The reason though as to why Barrymore's performance (probably the best of her career, just fyi) changed my life is because of the effect it instantly had on me. This scene, this performance - as I said - instantly grabbed me. It got me hook, like and sinker. I continued watching this movie with the sort of hyper-scared enthusiasm that I think only younger people can have. I still get it after watching it more than one hundred times (I watched it once a day for about two months in 1997. I wore out the VHS for sure). I had seen movies before this that you could call "scary", but upon watching this one my eyes opened. "You can do this in a movie?" (I suspect this is the only reasoning for the continued Saw franchise, natch) I wondered how it was possible to elicit such a reaction from me. How could watching Barrymore fight for her life charge me up so much? I scared myself for a bit when watching it.

Scream lead me down a garden path to a place where I am today. After watching this movie I was intrigued as every other budding movie buff is around that age - "What else is out there?" My household soon got the crazy program of sorts called "The Internet" and it was because of Scream - and because of those eleven minutes - that lead me to seek out places on the Internet that could satiate my desire to know everything. I discovered websites such as IMDb, Dark Horizons and the like. I devoured film information. What movies were coming out, what movies were being made, who was being cast in what. I spent hours just letting my brain soak it all up. Those were the early stages of the film nerd I am now.

After the release of Scream 2 (a movie I like even more than the first) I started to visit forums about the franchise. I met a lot of fans. We discussed what could happen in Scream 3 (including who would be the opening scene murder, of course) alongside many other things Scream and non-Scream related. Many of them I am still friends with today. One of them, Jen, from Sydney is holidaying in Melbourne next week and we're catching up (we're going to the Pixar Exhibit at ACMI, funnily enough). Another, Jo, came all the way from Perth just to celebrate my 21st with me, and I've met others from California, Alaska, Sydney and somewhere in Holland, plus I've had the pleasure of knowing many others from all over Australia, America, England and various other places. So it changed my life in a personal sense as well.

It also got me writing from a young age, a past-time that I continue to this very day (clearly) and that I wish to persue as a career of some sort throughout my life. I began writing silly horror movies about killers on the set of a movie (which would, curiously, go on to be the plot of Scream 3) and other horror movie ripoffs - all of which would feature an opening scene murder. But nothing I, nor anybody else - professional or not - could ever compare to what Craven, Kevin Williamson (the writer) and Barrymore achieved in the opening of Scream. I may have been a sick twisted fifteen-year-old, but I'm fairly sure I wouldn't have liked Hostel then, either!

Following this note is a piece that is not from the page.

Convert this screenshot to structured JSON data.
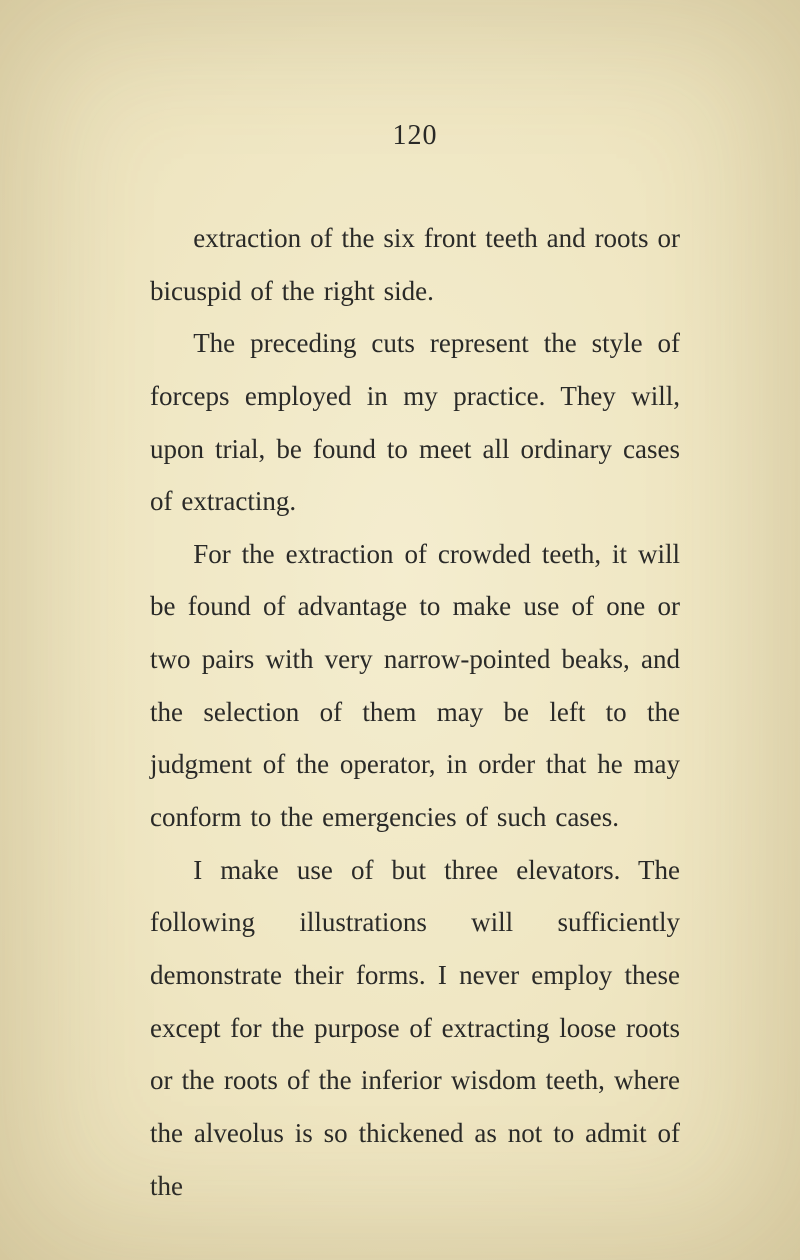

Barrymore's performance more than anything opening my eyes to what a person could do on screen. She made me feel for a character that I only knew for eleven minutes. It gave me an expectation for the future. If someone is capable of this in the short amount of time that they had, and in a slasher film no less, then why should I expect any less? It's not my favourite performance of all time, or one of my top 20 or 50 or whatever, but it was a vital part in (cue Thomas Newman score) The Evolution of Me... Coming to cinemas July 14.
I could post the final image of Barrymore in Scream, but it's tres gruesome (ENTRAILS! BLOOD!) so I'll exorcise good taste and leave it at that.